The secret is to ask the questions in early pregnancy: What positions may I like to take in labour? What kind of person would I like to have around me during birth? What kind of person am I? How strongly do I desire a natural birth?

When you have found the answers to some of these questions, you may wish to change your caregivers, find a ‘doula’, take a hypnobirthing course, be encouraged or just get more information.

References

1. Kitzinger S. Sheila Kitzinger’s letter from Europe: The Clock, the Bed and the Chair. Birth – Issues in Perinatal Care. March 2003.

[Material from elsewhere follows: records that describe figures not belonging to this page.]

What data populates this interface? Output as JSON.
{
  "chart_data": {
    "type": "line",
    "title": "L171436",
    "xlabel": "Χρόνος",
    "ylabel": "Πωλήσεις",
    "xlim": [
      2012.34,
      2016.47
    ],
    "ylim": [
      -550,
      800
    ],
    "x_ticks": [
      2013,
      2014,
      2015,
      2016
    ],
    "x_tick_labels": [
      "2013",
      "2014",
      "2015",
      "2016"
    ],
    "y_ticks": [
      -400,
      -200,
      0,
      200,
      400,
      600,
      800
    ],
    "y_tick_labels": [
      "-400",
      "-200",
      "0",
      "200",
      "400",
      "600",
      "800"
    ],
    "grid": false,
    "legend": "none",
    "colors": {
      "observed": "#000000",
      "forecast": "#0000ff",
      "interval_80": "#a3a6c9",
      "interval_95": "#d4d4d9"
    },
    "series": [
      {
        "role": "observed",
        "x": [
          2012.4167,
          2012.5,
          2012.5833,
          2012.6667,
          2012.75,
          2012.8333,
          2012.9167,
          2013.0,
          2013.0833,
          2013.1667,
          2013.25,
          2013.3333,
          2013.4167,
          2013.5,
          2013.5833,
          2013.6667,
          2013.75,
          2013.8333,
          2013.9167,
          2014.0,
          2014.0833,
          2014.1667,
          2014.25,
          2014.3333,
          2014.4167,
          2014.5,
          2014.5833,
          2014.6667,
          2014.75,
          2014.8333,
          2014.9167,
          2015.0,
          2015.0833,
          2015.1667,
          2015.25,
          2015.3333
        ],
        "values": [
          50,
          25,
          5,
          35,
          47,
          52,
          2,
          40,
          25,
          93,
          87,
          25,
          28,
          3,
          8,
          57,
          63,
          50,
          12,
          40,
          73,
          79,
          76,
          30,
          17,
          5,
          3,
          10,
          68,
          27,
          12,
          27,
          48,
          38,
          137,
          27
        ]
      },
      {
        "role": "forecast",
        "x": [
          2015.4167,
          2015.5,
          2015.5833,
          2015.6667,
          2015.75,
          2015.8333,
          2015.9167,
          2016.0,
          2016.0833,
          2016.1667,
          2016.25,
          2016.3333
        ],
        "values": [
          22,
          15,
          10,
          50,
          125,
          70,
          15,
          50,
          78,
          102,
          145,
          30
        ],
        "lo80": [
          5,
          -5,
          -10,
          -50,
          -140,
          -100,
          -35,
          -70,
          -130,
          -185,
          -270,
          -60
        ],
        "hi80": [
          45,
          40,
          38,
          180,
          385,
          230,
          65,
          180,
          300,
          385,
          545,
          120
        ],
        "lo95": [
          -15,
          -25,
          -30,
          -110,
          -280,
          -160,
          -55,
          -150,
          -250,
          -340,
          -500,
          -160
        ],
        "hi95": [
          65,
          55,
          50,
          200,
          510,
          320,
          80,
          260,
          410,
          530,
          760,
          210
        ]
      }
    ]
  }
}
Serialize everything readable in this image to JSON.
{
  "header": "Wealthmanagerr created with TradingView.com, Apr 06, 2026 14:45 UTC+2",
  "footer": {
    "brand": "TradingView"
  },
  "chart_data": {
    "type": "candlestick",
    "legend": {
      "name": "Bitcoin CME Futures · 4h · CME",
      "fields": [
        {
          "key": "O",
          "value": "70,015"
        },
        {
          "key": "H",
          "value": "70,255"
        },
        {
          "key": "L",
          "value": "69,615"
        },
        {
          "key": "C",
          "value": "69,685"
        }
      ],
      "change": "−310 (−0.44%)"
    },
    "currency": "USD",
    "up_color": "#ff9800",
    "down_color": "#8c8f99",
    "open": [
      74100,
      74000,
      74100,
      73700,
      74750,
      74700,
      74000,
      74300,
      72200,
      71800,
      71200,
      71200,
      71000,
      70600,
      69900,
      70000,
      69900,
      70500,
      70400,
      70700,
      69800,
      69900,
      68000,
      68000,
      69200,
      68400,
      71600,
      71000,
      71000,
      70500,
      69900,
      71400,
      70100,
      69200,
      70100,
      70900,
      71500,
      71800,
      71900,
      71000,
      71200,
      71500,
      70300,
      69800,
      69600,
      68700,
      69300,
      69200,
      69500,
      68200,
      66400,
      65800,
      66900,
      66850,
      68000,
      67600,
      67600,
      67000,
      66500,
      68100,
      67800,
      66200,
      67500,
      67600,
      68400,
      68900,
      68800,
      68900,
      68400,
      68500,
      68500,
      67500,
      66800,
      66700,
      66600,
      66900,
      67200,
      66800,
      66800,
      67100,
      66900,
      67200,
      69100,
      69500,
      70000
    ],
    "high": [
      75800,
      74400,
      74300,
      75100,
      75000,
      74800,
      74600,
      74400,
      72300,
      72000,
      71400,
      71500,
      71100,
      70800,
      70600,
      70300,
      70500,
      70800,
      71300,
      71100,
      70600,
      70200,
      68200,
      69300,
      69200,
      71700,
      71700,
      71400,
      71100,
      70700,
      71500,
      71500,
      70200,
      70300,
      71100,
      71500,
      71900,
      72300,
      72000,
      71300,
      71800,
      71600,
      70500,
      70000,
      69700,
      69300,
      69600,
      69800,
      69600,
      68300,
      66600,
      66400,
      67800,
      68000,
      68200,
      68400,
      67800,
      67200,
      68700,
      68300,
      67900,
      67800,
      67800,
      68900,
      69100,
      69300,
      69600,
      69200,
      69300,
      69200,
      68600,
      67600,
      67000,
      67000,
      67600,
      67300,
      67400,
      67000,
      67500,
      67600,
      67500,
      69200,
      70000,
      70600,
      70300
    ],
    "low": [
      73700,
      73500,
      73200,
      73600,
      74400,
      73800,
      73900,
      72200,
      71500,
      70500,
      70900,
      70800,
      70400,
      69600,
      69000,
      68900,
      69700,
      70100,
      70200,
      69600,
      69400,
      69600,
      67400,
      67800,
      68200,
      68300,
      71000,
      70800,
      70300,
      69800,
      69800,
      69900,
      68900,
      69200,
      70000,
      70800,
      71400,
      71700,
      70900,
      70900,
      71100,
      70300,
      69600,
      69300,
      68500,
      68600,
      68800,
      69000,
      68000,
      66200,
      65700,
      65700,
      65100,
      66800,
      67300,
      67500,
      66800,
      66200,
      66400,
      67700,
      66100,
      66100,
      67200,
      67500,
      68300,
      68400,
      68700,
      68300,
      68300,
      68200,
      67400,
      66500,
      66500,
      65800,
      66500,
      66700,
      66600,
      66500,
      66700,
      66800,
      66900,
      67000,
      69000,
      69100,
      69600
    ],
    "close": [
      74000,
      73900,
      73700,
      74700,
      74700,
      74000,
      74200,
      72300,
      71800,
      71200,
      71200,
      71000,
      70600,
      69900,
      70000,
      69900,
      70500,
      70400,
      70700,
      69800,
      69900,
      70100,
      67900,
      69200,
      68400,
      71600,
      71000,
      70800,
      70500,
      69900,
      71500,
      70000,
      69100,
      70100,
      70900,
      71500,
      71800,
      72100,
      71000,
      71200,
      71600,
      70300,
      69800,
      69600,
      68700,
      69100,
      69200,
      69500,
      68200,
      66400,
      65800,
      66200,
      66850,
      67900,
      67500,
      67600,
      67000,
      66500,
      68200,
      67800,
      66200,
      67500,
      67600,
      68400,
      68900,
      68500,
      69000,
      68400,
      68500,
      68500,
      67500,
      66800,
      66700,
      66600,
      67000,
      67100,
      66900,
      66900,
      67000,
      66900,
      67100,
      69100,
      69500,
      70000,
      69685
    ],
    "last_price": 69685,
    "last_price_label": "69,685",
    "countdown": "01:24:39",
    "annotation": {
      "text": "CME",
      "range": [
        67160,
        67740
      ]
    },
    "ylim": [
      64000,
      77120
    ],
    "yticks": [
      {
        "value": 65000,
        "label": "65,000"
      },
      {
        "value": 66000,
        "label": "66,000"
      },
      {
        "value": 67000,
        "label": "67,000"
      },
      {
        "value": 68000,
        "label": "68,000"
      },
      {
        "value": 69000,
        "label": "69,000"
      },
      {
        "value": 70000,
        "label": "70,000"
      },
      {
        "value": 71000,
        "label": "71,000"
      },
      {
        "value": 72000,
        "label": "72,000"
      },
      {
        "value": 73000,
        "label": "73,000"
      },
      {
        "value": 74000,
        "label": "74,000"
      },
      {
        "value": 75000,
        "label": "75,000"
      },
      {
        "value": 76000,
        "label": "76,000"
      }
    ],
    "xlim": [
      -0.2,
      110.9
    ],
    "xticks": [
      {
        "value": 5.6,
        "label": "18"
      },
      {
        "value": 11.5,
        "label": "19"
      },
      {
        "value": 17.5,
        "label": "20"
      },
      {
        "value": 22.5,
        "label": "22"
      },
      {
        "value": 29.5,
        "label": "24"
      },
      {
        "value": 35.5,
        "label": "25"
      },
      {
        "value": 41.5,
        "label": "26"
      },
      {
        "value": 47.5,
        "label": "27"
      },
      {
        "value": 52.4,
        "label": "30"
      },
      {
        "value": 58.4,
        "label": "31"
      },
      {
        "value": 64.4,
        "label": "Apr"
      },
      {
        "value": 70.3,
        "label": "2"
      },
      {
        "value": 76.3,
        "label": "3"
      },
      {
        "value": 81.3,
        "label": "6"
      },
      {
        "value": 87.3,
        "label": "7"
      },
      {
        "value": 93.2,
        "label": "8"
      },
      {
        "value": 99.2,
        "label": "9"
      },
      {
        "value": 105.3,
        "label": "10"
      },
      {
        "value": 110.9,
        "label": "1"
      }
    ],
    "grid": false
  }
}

2. Caldeyro-Barcia R. The influence of maternal position on time of spontaneous rupture of the membranes, progress of labor and fetal head compression. Birth 1979; 6: 10-18.

3. Gupta JK, Hofmeyr GJ. Position in the second stage of labour for women without epidural anaesthesia. The Cochrane Database of Systemic Review 2006 issue 1. The Cochrane Collaboration. John Wiley and Sons, Ltd.

4. Gaskin IM. Ina May’s Guide to Childbirth. New York: Bantam Dell, Random House, 2003.

5. Davis-Floyd R. The technocratic, humanistic, and holistic paradigms of childbirth. International Journal of Gynecology and Obstetrics 2001; 75: S5-S23.

6. Brown H, Nikoderm C, Garner P, Hofmeyr J. Evidence based maternity care and labour support. International Journal of Childbirth Education, 2000.